The find of the morning was the Green Salmon Bakery in Yachats, which for those who are interested in these things is spoken with a silent “c” namely “Ya – Hats”. This may be the only example of the “silent c” phenomena that I have encountered in over 50 years (although I must confess I have done one or two other things in the last 50 years other than look for words with a silent C, and so may have missed a few). Anyway back to the Green Salmon – where there were no green salmon. But there was mega-brilliant coffee and cakes to die for (and may have had ingredients that were so yummy that they hastened the demise of the eater). They also had internet so we caught up with the world, people watched and stuffed ourselves a little bit.
The Oregon coast is a bit reminiscent of Wales in many ways in that the sun does not shine too often, there is a stiff breeze and the fog rolls off the sea and becomes low cloud on the hills at the side of the ocean.

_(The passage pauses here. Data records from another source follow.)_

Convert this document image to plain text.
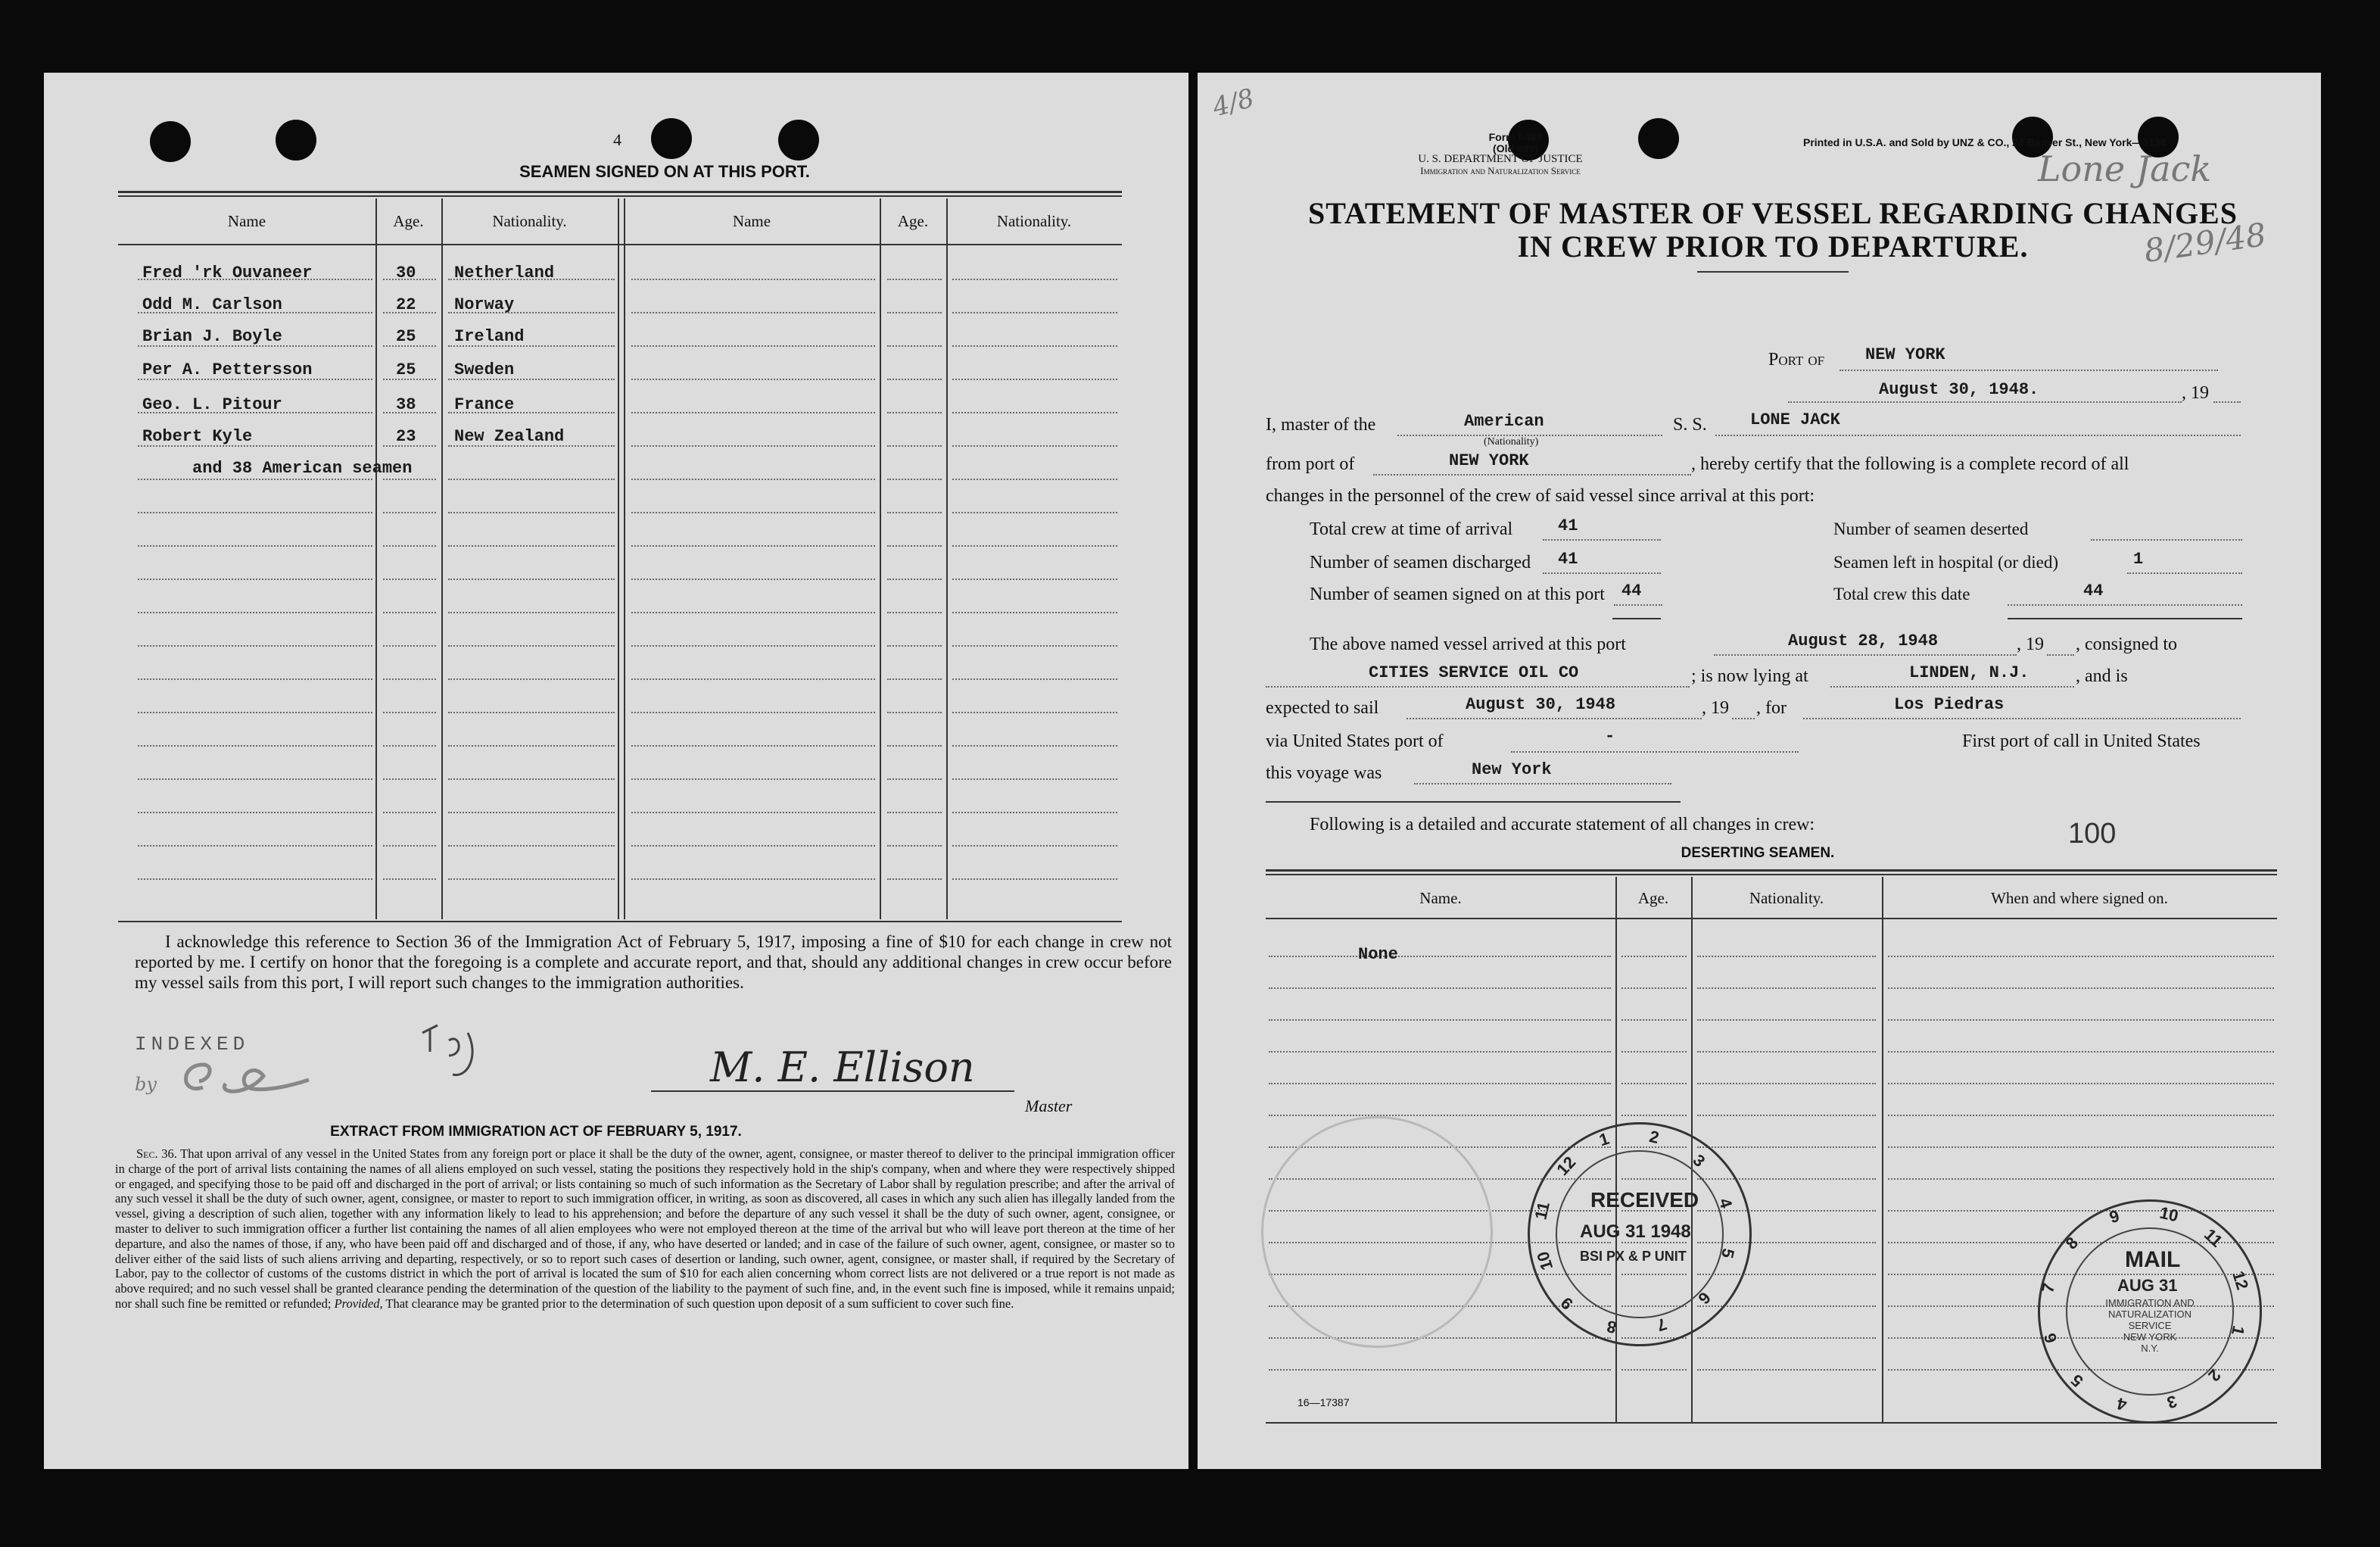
4
SEAMEN SIGNED ON AT THIS PORT.
Name	Age.	Nationality.	Name	Age.	Nationality.
Fred 'rk Ouvaneer	30 Netherland
Odd M. Carlson	22 Norway
Brian J. Boyle	25 Ireland
Per A. Pettersson	25 Sweden
Geo. L. Pitour	38 France
Robert Kyle	23 New Zealand
and 38 American seamen
I acknowledge this reference to Section 36 of the Immigration Act of February 5, 1917, imposing a fine of $10 for each change in crew not reported by me. I certify on honor that the foregoing is a complete and accurate report, and that, should any additional changes in crew occur before my vessel sails from this port, I will report such changes to the immigration authorities.
INDEXED
by	M. E. Ellison
Master
EXTRACT FROM IMMIGRATION ACT OF FEBRUARY 5, 1917.
Sec. 36. That upon arrival of any vessel in the United States from any foreign port or place it shall be the duty of the owner, agent, consignee, or master thereof to deliver to the principal immigration officer in charge of the port of arrival lists containing the names of all aliens employed on such vessel, stating the positions they respectively hold in the ship's company, when and where they were respectively shipped or engaged, and specifying those to be paid off and discharged in the port of arrival; or lists containing so much of such information as the Secretary of Labor shall by regulation prescribe; and after the arrival of any such vessel it shall be the duty of such owner, agent, consignee, or master to report to such immigration officer, in writing, as soon as discovered, all cases in which any such alien has illegally landed from the vessel, giving a description of such alien, together with any information likely to lead to his apprehension; and before the departure of any such vessel it shall be the duty of such owner, agent, consignee, or master to deliver to such immigration officer a further list containing the names of all alien employees who were not employed thereon at the time of the arrival but who will leave port thereon at the time of her departure, and also the names of those, if any, who have been paid off and discharged and of those, if any, who have deserted or landed; and in case of the failure of such owner, agent, consignee, or master so to deliver either of the said lists of such aliens arriving and departing, respectively, or so to report such cases of desertion or landing, such owner, agent, consignee, or master shall, if required by the Secretary of Labor, pay to the collector of customs of the customs district in which the port of arrival is located the sum of $10 for each alien concerning whom correct lists are not delivered or a true report is not made as above required; and no such vessel shall be granted clearance pending the determination of the question of the liability to the payment of such fine, and, in the event such fine is imposed, while it remains unpaid; nor shall such fine be remitted or refunded; Provided, That clearance may be granted prior to the determination of such question upon deposit of a sum sufficient to cover such fine.
4/8
Form I-489
(Old 689)
U. S. DEPARTMENT OF JUSTICE
Immigration and Naturalization Service
Printed in U.S.A. and Sold by UNZ & CO., 24 Beaver St., New York—8138
Lone Jack
8/29/48
STATEMENT OF MASTER OF VESSEL REGARDING CHANGES
IN CREW PRIOR TO DEPARTURE.
Port of NEW YORK
August 30, 1948.	, 19
I, master of the	American
(Nationality)
S. S.	LONE JACK
from port of	NEW YORK	, hereby certify that the following is a complete record of all
changes in the personnel of the crew of said vessel since arrival at this port:
Total crew at time of arrival	41	Number of seamen deserted
Number of seamen discharged 41	Seamen left in hospital (or died)	1
Number of seamen signed on at this port 44	Total crew this date	44
The above named vessel arrived at this port	August 28, 1948	, 19 , consigned to
CITIES SERVICE OIL CO	; is now lying at	LINDEN, N.J.	, and is
expected to sail	August 30, 1948	, 19 , for	Los Piedras
via United States port of	-	First port of call in United States
this voyage was	New York
Following is a detailed and accurate statement of all changes in crew:	100
DESERTING SEAMEN.
Name.	Age.	Nationality.	When and where signed on.
None
16—17387
1 2
3
4
5
6
7
8
9
10
11
12
RECEIVED
AUG 31 1948
BSI PX & P UNIT
9 10
11
12
1
2
3
4
5
6
7
8
MAIL
AUG 31
IMMIGRATION AND
NATURALIZATION
SERVICE
NEW YORK
N.Y.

The land is verdant, and must be really spectacular in the winter when big storms roll in. Today was calm but cloudy/foggy. We went to Cape Perpetua and climbed up to the viewpoint at the top of the cliff. This was built by the Civiliam Conservation Corps in the 1930s – a make work scheme funding by federal taxation to help break the grip that the depression had on the nation. There is lots of evidence of the CCC in this area which shows how desperate the depression must have been.

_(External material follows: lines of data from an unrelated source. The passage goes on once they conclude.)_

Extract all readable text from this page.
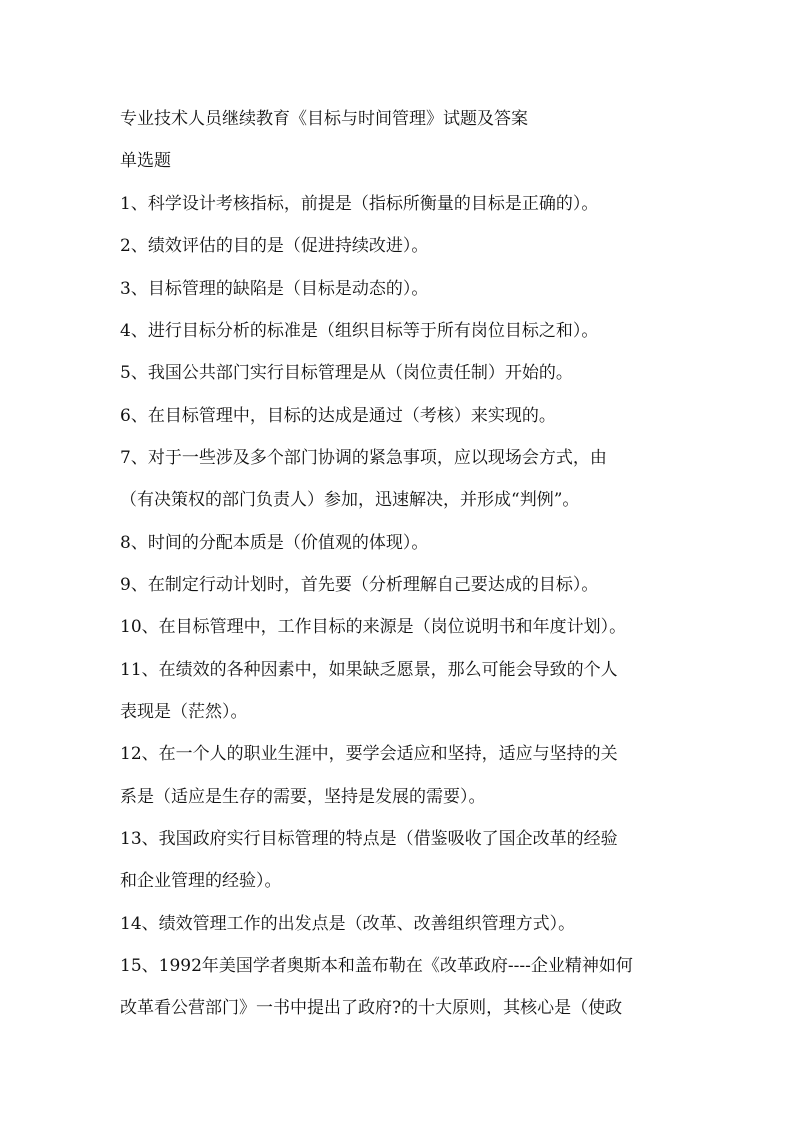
专业技术人员继续教育《目标与时间管理》试题及答案
单选题
1、科学设计考核指标，前提是（指标所衡量的目标是正确的）。
2、绩效评估的目的是（促进持续改进）。
3、目标管理的缺陷是（目标是动态的）。
4、进行目标分析的标准是（组织目标等于所有岗位目标之和）。
5、我国公共部门实行目标管理是从（岗位责任制）开始的。
6、在目标管理中，目标的达成是通过（考核）来实现的。
7、对于一些涉及多个部门协调的紧急事项，应以现场会方式，由
（有决策权的部门负责人）参加，迅速解决，并形成“判例”。
8、时间的分配本质是（价值观的体现）。
9、在制定行动计划时，首先要（分析理解自己要达成的目标）。
10、在目标管理中，工作目标的来源是（岗位说明书和年度计划）。
11、在绩效的各种因素中，如果缺乏愿景，那么可能会导致的个人
表现是（茫然）。
12、在一个人的职业生涯中，要学会适应和坚持，适应与坚持的关
系是（适应是生存的需要，坚持是发展的需要）。
13、我国政府实行目标管理的特点是（借鉴吸收了国企改革的经验
和企业管理的经验）。
14、绩效管理工作的出发点是（改革、改善组织管理方式）。
15、1992年美国学者奥斯本和盖布勒在《改革政府----企业精神如何
改革看公营部门》一书中提出了政府?的十大原则，其核心是（使政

The forest at the top of the cliff was classic temperate rain forest, as the pictures attempt to show. Memories of Cradle Mountain in Tasmania came to mind. The views up and down the coast were obscured by fog but just occasionally the clouds would clear and we could see for many miles.

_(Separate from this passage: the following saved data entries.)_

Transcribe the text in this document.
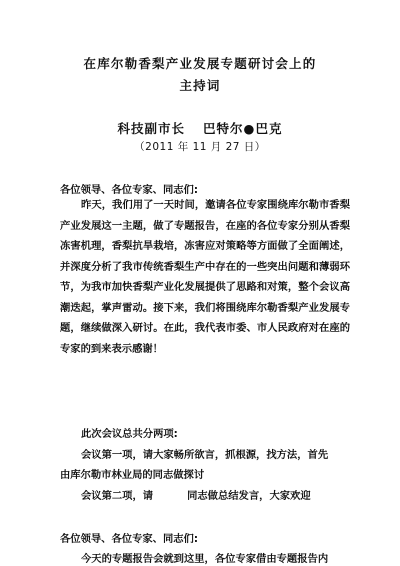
在库尔勒香梨产业发展专题研讨会上的
主持词
科技副市长 巴特尔●巴克
（2011 年 11 月 27 日）
各位领导、各位专家、同志们:
昨天，我们用了一天时间，邀请各位专家围绕库尔勒市香梨产业发展这一主题，做了专题报告，在座的各位专家分别从香梨冻害机理，香梨抗旱栽培，冻害应对策略等方面做了全面阐述，并深度分析了我市传统香梨生产中存在的一些突出问题和薄弱环节，为我市加快香梨产业化发展提供了思路和对策，整个会议高潮迭起，掌声雷动。接下来，我们将围绕库尔勒香梨产业发展专题，继续做深入研讨。在此，我代表市委、市人民政府对在座的专家的到来表示感谢！
此次会议总共分两项:
会议第一项，请大家畅所欲言，抓根源，找方法，首先
由库尔勒市林业局的同志做探讨
会议第二项，请	同志做总结发言，大家欢迎
各位领导、各位专家、同志们:
今天的专题报告会就到这里，各位专家借由专题报告内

There are repeated signs advertising (or possibly warning of) Elk in this area. We saw an Elk on a roundabout in Bend (at the side not on the road but just strolling around like a cow in India) but the Elk signs here seem to guarantee that the Elk stay away. We peered around from the top of Cape Perpetua and saw not a single Elk.
We then went down to the coast and ambled around looking at small waves breaking on the lava cliffs and outcrops. Spectactular in the rough but a bit predictable in the calm.
We found a quiet spot out of the wind and read for an hour. Please note those of you who cannot believe that I can stay still for more then 2 minutes (away from my desk that it), that we read silently and peacefully for at least an hour and then only moved because of the promise of seeing Sea Lions.
Down the coast was a place that described itself as being “Sea Lion Caves”. This is a tourist attraction but we held our noses and went in, and they explained that there was a 200 feet lift that tourists took from the hillside down to a cave, and that we could then see Sea Lions basking in the cave. Just before we paid our money they explained that today there was a “petit problem” in that there were no Sea Lions in the cave. However, in a spirit of generosity, they offered a discount to us because there were no Sea Lions. That is a bit like London Zoo offering a discount to come in to see the animal enclosures when there were no animals. We politely declined even though we were assured it was a very nice cave, and made our excuses.
Bernie drove back to Yachuts along the stunning coastline. In fact Bernie has done all the driving as driving does not quite work for me yet. I am getting there but holding the steering wheel all the time remains a bit painful.
Once back we read, had tea and then went for a walk to explore Smelt Sands. On god day I am sure this is very pretty but by this stage the wind had got up, cloud was rolling off the sea and it was not too attractive. So we ambled back to the village and found the local “pub” which advertises itself as a pub and inside felt like a pub. An informal group of musicians arrived to play some standard blues numbers in the corner and we drank beer. Lots of good things here!
Then back for a meal of smoked fish and salad and bed. A much more enjoyable day than we expected.